The Berliner Mauerweg is a route which follows the course of the wall, with signs to direct walkers and cyclists following it. It would be easy to get confused here, though - there are three signs:

Signs for the Berliner Mauerweg pointing in three directions

How could the wall have possibly gone in all the directions the signs indicate? Enter the strange story of Steinstücken.

The origins of Steinstücken go back to 1787, when farmers from the nearby town of Stolpe acquired land here, outside of the town boundaries. A settlement was later founded there, which later became part of Wannsee which later, in turn, became part of Berlin.

This was all fine until Germany became divided and Steinstücken, part of West Berlin, found itself in the middle of East German territory.
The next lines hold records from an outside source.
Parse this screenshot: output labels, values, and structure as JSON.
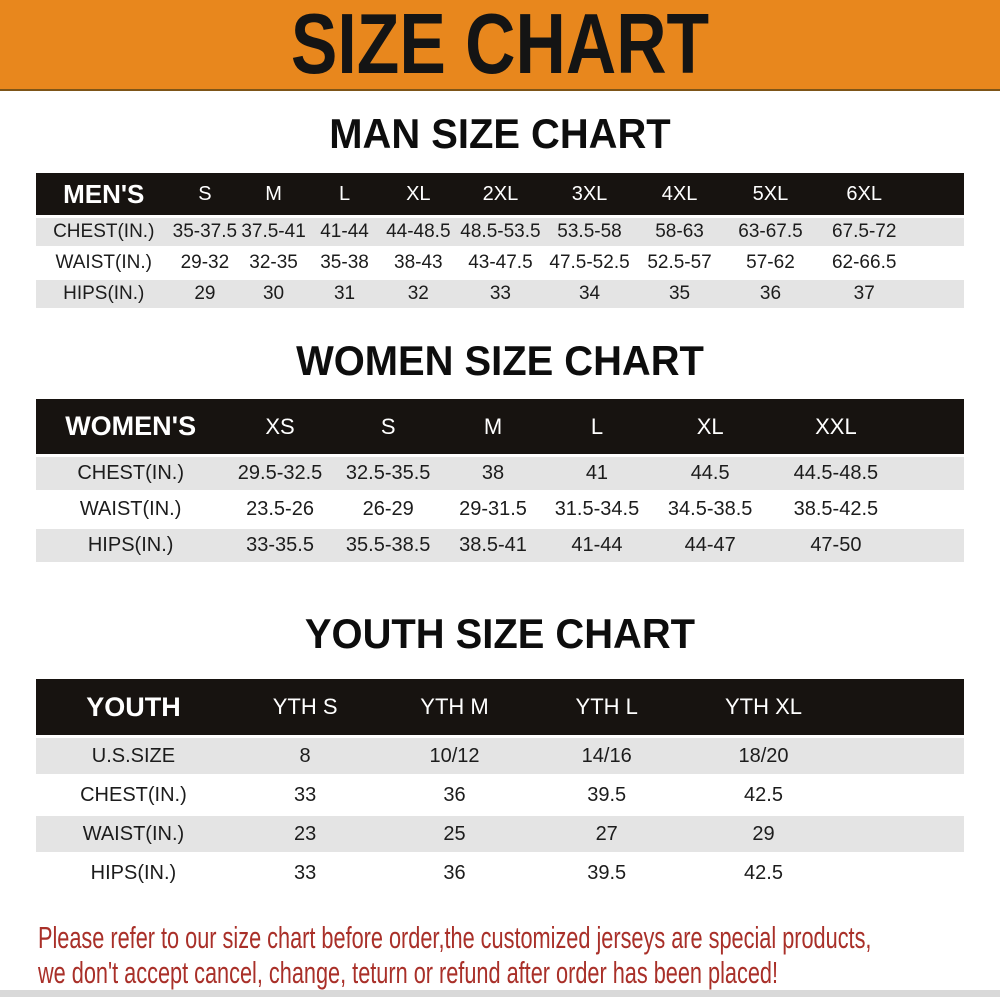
{
  "banner": {
    "title": "SIZE CHART"
  },
  "colors": {
    "banner_bg": "#e8871d",
    "banner_border": "#7d5518",
    "header_bar_bg": "#171310",
    "header_bar_text": "#ffffff",
    "row_alt_bg": "#e4e4e4",
    "body_text": "#1c1c1c",
    "notice_text": "#a93029",
    "bottom_strip": "#d9d9d9"
  },
  "sections": [
    {
      "id": "men",
      "title": "MAN SIZE CHART",
      "header": [
        "MEN'S",
        "S",
        "M",
        "L",
        "XL",
        "2XL",
        "3XL",
        "4XL",
        "5XL",
        "6XL"
      ],
      "rows": [
        [
          "CHEST(IN.)",
          "35-37.5",
          "37.5-41",
          "41-44",
          "44-48.5",
          "48.5-53.5",
          "53.5-58",
          "58-63",
          "63-67.5",
          "67.5-72"
        ],
        [
          "WAIST(IN.)",
          "29-32",
          "32-35",
          "35-38",
          "38-43",
          "43-47.5",
          "47.5-52.5",
          "52.5-57",
          "57-62",
          "62-66.5"
        ],
        [
          "HIPS(IN.)",
          "29",
          "30",
          "31",
          "32",
          "33",
          "34",
          "35",
          "36",
          "37"
        ]
      ]
    },
    {
      "id": "women",
      "title": "WOMEN SIZE CHART",
      "header": [
        "WOMEN'S",
        "XS",
        "S",
        "M",
        "L",
        "XL",
        "XXL"
      ],
      "rows": [
        [
          "CHEST(IN.)",
          "29.5-32.5",
          "32.5-35.5",
          "38",
          "41",
          "44.5",
          "44.5-48.5"
        ],
        [
          "WAIST(IN.)",
          "23.5-26",
          "26-29",
          "29-31.5",
          "31.5-34.5",
          "34.5-38.5",
          "38.5-42.5"
        ],
        [
          "HIPS(IN.)",
          "33-35.5",
          "35.5-38.5",
          "38.5-41",
          "41-44",
          "44-47",
          "47-50"
        ]
      ]
    },
    {
      "id": "youth",
      "title": "YOUTH SIZE CHART",
      "header": [
        "YOUTH",
        "YTH S",
        "YTH M",
        "YTH L",
        "YTH XL"
      ],
      "rows": [
        [
          "U.S.SIZE",
          "8",
          "10/12",
          "14/16",
          "18/20"
        ],
        [
          "CHEST(IN.)",
          "33",
          "36",
          "39.5",
          "42.5"
        ],
        [
          "WAIST(IN.)",
          "23",
          "25",
          "27",
          "29"
        ],
        [
          "HIPS(IN.)",
          "33",
          "36",
          "39.5",
          "42.5"
        ]
      ]
    }
  ],
  "footer": {
    "line1": "Please refer to our size chart before order,the customized jerseys are special products,",
    "line2": "we don't accept cancel, change, teturn or refund after order has been placed!"
  }
}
In 1951, East German Volkspolizei (people's police) occupied Steinstücken in an attempt to annex it. Neither the residents nor the Americans, whose occupation zone it belonged to, were very happy about this turn of events and the police were forced to leave a few days later.

Following the GDR's closing of its borders with West Germany in 1952, the residents of Steinstücken could only access West Berlin by passing through East German border controls; anyone from the west wanting to access Steinstücken needed special police permission.

Sign: Am Landeplatz

Though West Berlin was walled off in August 1961, the border around Steinstücken wasn't initially so heavily fortified. After several escapes into Steinstücken, including a number of GDR border troops, the exclave was more fully walled off.

The US military maintained an outpost here from September that year, manned by three soldiers, who came in and out by helicopter. This is commemorated by a street name and by a small memorial, made from two helicopter blades, where the landing pad was:

The helicopter memorial

Finally in 1972, in exchange for some uninhabited exclaves, the small strip of land along Bernhard-Beyer-Straße was given to West Berlin. after this, the wall went on a detour from its former course around West Berlin, along Bernhard-Beyer-Straße, around Steinstücken, then back again, before continuing along around the rest of West Berlin...which is why the Mauerweg signs point three ways!

Griebnitzsee (S7)
Am Landeplatz
14109 Berlin


As a member of the 287th MP Co. I spent 3 tours of duty in Steinstucken. 10-61, 5-62 and 8-62. Loved every minute of it. No wall just fences.

Interesting to hear from you - I've never seen a precise date for when they replaced the fences with walls, but this narrows it down. Thanks for stopping by and sharing your memories!